Our skin naturally sheds dead skin cells to make room for new cells every 30 days or so. But during this process, sometimes dead skin cells don't shed completely, thus can result in dry, flaky patches and clogged pores. One thing to prevent your skin from getting these irritating problems is what we call as exfoliating. Exfoliating removes dead skin with the help of a chemical, granular substance, or exfoliation tool.
Exfoliation is as important as any other skincare step because it has the power to improve the appearance of your skin in several ways, such as making your skin look brighter, cleaner and most importantly, elevating your skincare products by enhancing absorption. According to Healthline, long-term exfoliating can increase collagen production, the key to glowing and vibrant skin.
For skincare lovers, the topic surrounding exfoliating is probably something you are already mastered in. But let's further break it down anyway!
First, there are two types of exfoliators, physical exfoliators and chemical exfoliators. Physical exfoliation is achieved with the help of beauty tools like sponges, washcloths, loofah, and so on. While chemical exfoliation, as you have probably figured, is achieved with support of different chemicals, including hydroxy acids and retinol. The chemical exfoliant is broken down into two types of chemicals, alpha hydroxy acids (AHAs) and beta hydroxy acids (BHAs). Even though they both work as an exfoliant, AHAs and BHAs work differently. Then, what's the difference between the two?
AHAs are a group of water-soluble acids commonly derived from sugary fruits. The most popular AHAs include glycolic acid, lactic acid, citric acid, tartaric acid, and malic acid. These acids can help to peel away the surface of your skin. BHAs, on the other hand, are oil-soluble that go deep into your hair follicles to dry out excess oils and dead skin cells to unclog your pores. Salicylic acid is the most commonly used BHAs and is well known for acne treatment as well as a treatment for calming redness and inflammation due to its antibacterial properties.

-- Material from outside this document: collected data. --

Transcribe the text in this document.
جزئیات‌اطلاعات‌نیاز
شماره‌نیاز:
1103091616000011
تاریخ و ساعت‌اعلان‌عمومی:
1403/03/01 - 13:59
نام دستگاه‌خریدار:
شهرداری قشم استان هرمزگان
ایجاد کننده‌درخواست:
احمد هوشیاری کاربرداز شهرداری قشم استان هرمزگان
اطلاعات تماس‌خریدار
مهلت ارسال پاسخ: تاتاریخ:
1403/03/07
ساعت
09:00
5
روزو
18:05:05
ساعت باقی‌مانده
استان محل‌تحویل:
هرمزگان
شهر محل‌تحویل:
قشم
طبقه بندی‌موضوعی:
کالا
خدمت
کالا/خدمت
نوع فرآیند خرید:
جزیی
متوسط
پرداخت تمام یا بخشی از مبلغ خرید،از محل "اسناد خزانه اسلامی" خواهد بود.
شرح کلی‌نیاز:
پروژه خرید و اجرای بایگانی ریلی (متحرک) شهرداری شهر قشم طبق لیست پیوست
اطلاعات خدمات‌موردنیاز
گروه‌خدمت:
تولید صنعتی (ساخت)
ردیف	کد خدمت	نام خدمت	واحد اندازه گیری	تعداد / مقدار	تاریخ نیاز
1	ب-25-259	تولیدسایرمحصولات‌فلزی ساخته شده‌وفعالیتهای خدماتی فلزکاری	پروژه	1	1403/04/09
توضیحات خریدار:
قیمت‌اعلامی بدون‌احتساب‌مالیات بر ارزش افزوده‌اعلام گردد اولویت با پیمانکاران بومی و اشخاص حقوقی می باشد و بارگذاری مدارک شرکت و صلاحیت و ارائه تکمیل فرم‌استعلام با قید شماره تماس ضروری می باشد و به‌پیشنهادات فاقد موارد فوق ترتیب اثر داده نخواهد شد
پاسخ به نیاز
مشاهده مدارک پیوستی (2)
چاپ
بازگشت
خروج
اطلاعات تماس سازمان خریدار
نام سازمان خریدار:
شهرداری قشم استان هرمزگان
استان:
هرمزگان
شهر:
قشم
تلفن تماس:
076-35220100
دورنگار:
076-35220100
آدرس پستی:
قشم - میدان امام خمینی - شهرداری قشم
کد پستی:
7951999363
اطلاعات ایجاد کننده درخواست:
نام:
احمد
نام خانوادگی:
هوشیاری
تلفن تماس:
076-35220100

Again, both may have the magic power in removing your dead skins but each hydroxy acid has other properties that may be suitable for treating different skin conditions and improving certain skin features. For instance, salicylic acid causes less irritation compared with glycolic acid. But even though most AHAs offer more aggressive exfoliation, it is beneficial in repairing sun-damaged skin and improving the effects of aging.
Choosing the right exfoliant is a must, and you can start by examining your skin types and conditions. BHA seems to be more effective for treating acne and sensitive skin while AHAs such as glycolic acid may be effective in treating hyperpigmentation and suit dry skin more because their chemical is able to break through the surface layer of your skin, allowing your moisturizer to hydrate your new skin cells more effectively. All in all, never skip the exfoliating step in your skincare regime for a clearer and smoother complexion!